In the above situation, I have used the orange and green objects to trim the yellow one. The yellow one is now an open polysurface, and I need it to be closed (and separate from the other two shapes.)
PlanarSrf doesn’t work because the open end isn’t planar.
Patch can’t resolve all the geometries to seal the end cleanly.
The yellow surface won’t trim a copy of the orange surface (haven’t tried the green one) to create a surface to be joined to the yellow one to close it.
I find that I frequently encounter this problem in intersecting architectonic surfaces where there is alignment (these are all mouldings which intersect where an inside wall corner meets the floor - where all three mouldings’ bottom surfaces are on the same plane.)
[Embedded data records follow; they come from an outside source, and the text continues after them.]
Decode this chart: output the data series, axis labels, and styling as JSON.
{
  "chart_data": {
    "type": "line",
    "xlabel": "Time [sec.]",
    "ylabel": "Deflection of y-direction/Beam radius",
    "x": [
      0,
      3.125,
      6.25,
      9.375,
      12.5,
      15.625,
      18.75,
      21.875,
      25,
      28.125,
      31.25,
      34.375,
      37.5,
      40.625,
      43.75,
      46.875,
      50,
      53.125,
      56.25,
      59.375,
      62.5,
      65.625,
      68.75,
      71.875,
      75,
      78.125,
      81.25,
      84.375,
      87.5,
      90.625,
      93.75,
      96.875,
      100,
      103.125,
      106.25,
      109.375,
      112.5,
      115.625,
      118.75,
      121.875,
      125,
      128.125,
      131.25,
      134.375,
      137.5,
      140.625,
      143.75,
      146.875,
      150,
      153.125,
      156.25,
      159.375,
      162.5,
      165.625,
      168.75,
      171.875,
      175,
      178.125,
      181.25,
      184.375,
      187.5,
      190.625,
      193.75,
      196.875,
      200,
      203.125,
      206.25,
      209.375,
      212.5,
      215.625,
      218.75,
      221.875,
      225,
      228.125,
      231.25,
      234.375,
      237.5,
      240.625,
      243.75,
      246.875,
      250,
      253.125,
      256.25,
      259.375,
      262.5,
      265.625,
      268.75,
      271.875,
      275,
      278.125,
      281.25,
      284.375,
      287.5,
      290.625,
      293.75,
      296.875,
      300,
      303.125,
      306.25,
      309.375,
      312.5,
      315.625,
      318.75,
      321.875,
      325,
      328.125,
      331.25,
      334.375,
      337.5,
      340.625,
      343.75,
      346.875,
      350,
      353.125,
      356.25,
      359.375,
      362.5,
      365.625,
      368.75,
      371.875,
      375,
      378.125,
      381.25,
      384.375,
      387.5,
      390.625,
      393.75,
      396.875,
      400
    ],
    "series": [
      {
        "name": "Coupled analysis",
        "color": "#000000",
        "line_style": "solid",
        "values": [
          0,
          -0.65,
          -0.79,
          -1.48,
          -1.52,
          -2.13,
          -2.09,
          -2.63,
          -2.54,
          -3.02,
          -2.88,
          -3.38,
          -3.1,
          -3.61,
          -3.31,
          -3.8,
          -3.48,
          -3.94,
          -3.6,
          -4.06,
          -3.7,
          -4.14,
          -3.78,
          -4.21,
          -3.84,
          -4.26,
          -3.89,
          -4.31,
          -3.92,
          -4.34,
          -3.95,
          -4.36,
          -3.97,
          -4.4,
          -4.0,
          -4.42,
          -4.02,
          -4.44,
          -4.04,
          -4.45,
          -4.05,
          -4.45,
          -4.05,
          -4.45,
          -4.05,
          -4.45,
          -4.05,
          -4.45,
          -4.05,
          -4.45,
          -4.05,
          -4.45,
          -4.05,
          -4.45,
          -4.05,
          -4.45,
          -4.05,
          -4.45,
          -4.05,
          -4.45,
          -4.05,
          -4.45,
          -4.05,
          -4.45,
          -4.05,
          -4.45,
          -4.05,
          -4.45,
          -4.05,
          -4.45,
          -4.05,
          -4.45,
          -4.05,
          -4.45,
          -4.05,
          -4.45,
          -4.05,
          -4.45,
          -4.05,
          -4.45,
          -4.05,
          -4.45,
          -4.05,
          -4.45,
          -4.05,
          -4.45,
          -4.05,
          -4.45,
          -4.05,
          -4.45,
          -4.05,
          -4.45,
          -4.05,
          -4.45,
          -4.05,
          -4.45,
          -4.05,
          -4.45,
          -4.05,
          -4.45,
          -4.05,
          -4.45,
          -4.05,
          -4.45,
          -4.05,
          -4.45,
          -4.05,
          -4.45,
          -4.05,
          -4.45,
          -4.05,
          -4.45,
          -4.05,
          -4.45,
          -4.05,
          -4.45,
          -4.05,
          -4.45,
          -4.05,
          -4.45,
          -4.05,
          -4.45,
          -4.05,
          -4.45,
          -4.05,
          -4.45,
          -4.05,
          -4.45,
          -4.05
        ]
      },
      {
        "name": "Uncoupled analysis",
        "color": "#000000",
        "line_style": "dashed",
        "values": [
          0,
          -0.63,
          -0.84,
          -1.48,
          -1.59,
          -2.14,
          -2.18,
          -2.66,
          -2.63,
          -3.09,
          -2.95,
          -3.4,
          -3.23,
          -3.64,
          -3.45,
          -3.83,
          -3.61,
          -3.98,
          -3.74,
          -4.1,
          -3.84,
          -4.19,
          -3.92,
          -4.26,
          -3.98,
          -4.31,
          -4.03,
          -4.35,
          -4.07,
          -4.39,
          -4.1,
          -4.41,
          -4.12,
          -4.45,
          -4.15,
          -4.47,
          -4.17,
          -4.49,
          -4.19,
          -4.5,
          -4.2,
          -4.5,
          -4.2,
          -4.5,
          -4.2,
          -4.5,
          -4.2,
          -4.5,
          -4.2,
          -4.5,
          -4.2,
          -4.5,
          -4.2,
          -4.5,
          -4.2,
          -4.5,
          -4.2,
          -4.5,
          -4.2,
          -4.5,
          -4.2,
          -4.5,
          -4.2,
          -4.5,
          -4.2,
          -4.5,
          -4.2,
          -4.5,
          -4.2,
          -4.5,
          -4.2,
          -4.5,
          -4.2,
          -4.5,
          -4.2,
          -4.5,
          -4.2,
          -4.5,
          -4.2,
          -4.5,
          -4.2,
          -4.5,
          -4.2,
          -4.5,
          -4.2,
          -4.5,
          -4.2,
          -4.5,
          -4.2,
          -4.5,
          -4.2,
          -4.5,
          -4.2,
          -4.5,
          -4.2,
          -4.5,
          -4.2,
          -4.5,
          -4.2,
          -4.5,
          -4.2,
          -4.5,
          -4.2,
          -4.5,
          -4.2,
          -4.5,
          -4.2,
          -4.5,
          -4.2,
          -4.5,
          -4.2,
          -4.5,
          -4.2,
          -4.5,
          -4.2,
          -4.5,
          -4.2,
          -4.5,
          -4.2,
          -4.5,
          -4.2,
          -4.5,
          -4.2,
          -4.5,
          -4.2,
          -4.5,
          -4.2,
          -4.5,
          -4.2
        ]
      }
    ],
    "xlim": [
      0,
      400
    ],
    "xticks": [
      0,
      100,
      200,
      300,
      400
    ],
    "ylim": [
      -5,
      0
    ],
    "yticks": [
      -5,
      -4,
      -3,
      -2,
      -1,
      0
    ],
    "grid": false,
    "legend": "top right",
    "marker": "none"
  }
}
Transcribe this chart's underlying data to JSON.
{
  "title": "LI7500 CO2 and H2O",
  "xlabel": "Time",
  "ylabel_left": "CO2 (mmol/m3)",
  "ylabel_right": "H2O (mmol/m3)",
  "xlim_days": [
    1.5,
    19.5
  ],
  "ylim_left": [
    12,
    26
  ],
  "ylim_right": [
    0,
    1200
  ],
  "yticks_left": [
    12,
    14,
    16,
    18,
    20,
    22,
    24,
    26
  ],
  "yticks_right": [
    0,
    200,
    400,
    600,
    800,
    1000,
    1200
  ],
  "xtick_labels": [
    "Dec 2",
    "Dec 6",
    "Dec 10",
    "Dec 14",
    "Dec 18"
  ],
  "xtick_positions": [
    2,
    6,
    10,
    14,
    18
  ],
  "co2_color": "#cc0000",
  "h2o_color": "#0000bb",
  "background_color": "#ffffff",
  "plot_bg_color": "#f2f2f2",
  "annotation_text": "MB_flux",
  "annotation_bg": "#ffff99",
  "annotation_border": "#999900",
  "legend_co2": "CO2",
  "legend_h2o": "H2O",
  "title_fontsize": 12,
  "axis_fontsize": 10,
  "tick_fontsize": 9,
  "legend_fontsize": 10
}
Update: I managed to trim copies of the orange and green surfaces by sliding them to more completely intersect, and after doing so with the green surface (the orange one is already trimmed and joined) i got this:
Though the green moulding has slid directly along the yellow one’s axis to be trimmed, when it was slid back into position it shows an extra notch in the above image. This causes a naked microedge error (and an invalid polysurface) when these two surfaces are joined, as shown below:
(Remove All Naked Microedges gets rid of that microedge and the polysurface finally becomes valid and closed.)
But I"m thinking A) there must be an easier and less error-prone way to accomplish this.
Also, B) the procedures I’ve used should have cut an exact cap for the yellow shape – something is causing an error. Maybe a rounding error associated with a maximum resolution for the project, which can be made more fine so that these near-miss situations don’t cause such errors?
hello
The fast way that you use Boolean split and close polysurface with one step, just need have yellow one closed at first.
Tatev
Hi,
why not join copies of the green and orange surface and trim that.
But often I encounter naked micro edges too. Which are usually not to be solved logically rather than by trying coincidental retrimming of neighbor surfaces.
Often the open edges move then along the desired body to edges that were closed before. Especially with imported surfaces from ship design software NAPA.
Thanks! Boolean Split. I was forgetting about that.
Glad to know I’m not the only one who gets microedges.